(1). I am wondering how I can speed up the time-consuming computation in the loop of my code below using MPI?
int main(int argc, char ** argv)
{
// some operations
f(size);
// some operations
return 0;
}
void f(int size)
{
// some operations
int i;
double * array = new double [size];
for (i = 0; i < size; i++) // how can I use MPI to speed up this loop to compute all elements in the array?
{
array[i] = complicated_computation(); // time comsuming computation
}
// some operations using all elements in array
delete [] array;
}
As shown in the code, I want to do some operations before and after the part to be paralleled with MPI, but I don't know how to specify where the parallel part begins and ends.
(2) My current code is using OpenMP to speed up the comutation.
void f(int size)
{
// some operations
int i;
double * array = new double [size];
omp_set_num_threads(_nb_threads);
#pragma omp parallel shared(array) private(i)
{
#pragma omp for schedule(dynamic) nowait
for (i = 0; i < size; i++) // how can I use MPI to speed up this loop to compute all elements in the array?
{
array[i] = complicated_computation(); // time comsuming computation
}
}
// some operations using all elements in array
}
I wonder if I change to use MPI, is it possible to have the code written both for OpenMP and MPI? If it is possible, how to write the code and how to compile and run the code?
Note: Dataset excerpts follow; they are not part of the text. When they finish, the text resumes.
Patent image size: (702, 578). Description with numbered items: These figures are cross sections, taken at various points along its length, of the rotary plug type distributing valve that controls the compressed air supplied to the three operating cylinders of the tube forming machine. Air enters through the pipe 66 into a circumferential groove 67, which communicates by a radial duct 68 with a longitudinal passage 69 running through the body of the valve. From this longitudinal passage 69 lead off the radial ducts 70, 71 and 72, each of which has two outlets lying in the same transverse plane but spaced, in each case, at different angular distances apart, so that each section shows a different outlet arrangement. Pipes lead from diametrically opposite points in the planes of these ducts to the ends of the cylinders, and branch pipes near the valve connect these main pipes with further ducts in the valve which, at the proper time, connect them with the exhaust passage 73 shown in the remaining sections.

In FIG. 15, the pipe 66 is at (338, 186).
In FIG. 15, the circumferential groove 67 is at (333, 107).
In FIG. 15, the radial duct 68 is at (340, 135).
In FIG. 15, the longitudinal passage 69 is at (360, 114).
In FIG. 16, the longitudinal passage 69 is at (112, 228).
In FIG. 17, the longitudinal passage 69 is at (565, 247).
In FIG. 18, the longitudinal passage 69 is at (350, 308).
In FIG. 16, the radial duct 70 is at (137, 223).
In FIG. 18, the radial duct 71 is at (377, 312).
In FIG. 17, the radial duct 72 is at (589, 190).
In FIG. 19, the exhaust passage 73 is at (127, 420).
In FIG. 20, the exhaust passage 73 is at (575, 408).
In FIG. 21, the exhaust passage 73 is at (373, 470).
(3) Our cluster has three versions of MPI: mvapich-1.0.1, mvapich2-1.0.3, openmpi-1.2.6. Are their usage same? Especially in my case. Which one is best for me to use?
Thanks and regards!
UPDATE:
I like to explain a bit more about my question about how to specify the start and end of the parallel part. In the following toy code, I want to limit the parallel part within function f():
#include "mpi.h"
#include <stdio.h>
#include <string.h>
void f();
int main(int argc, char **argv)
{
printf("%s\n", "Start running!");
f();
printf("%s\n", "End running!");
return 0;
}
void f()
{
char idstr[32]; char buff[128];
int numprocs; int myid; int i;
MPI_Status stat;
printf("Entering function f().\n");
MPI_Init(NULL, NULL);
MPI_Comm_size(MPI_COMM_WORLD,&numprocs);
MPI_Comm_rank(MPI_COMM_WORLD,&myid);
if(myid == 0)
{
printf("WE have %d processors\n", numprocs);
for(i=1;i<numprocs;i++)
{
sprintf(buff, "Hello %d", i);
MPI_Send(buff, 128, MPI_CHAR, i, 0, MPI_COMM_WORLD); }
for(i=1;i<numprocs;i++)
{
MPI_Recv(buff, 128, MPI_CHAR, i, 0, MPI_COMM_WORLD, &stat);
printf("%s\n", buff);
}
}
else
{
MPI_Recv(buff, 128, MPI_CHAR, 0, 0, MPI_COMM_WORLD, &stat);
sprintf(idstr, " Processor %d ", myid);
strcat(buff, idstr);
strcat(buff, "reporting for duty\n");
MPI_Send(buff, 128, MPI_CHAR, 0, 0, MPI_COMM_WORLD);
}
MPI_Finalize();
printf("Leaving function f().\n");
}
However, the running output is not expected. The printf parts before and after the parallel part have been executed by every process, not just the main process:
$ mpirun -np 3 ex2
Start running!
Entering function f().
Start running!
Entering function f().
Start running!
Entering function f().
WE have 3 processors
Hello 1 Processor 1 reporting for duty
Hello 2 Processor 2 reporting for duty
Leaving function f().
End running!
Leaving function f().
End running!
Leaving function f().
End running!
So it seems to me the parallel part is not limited between MPI_Init() and MPI_Finalize().
Besides this one, I am still hoping someone could answer my other questions. Thanks!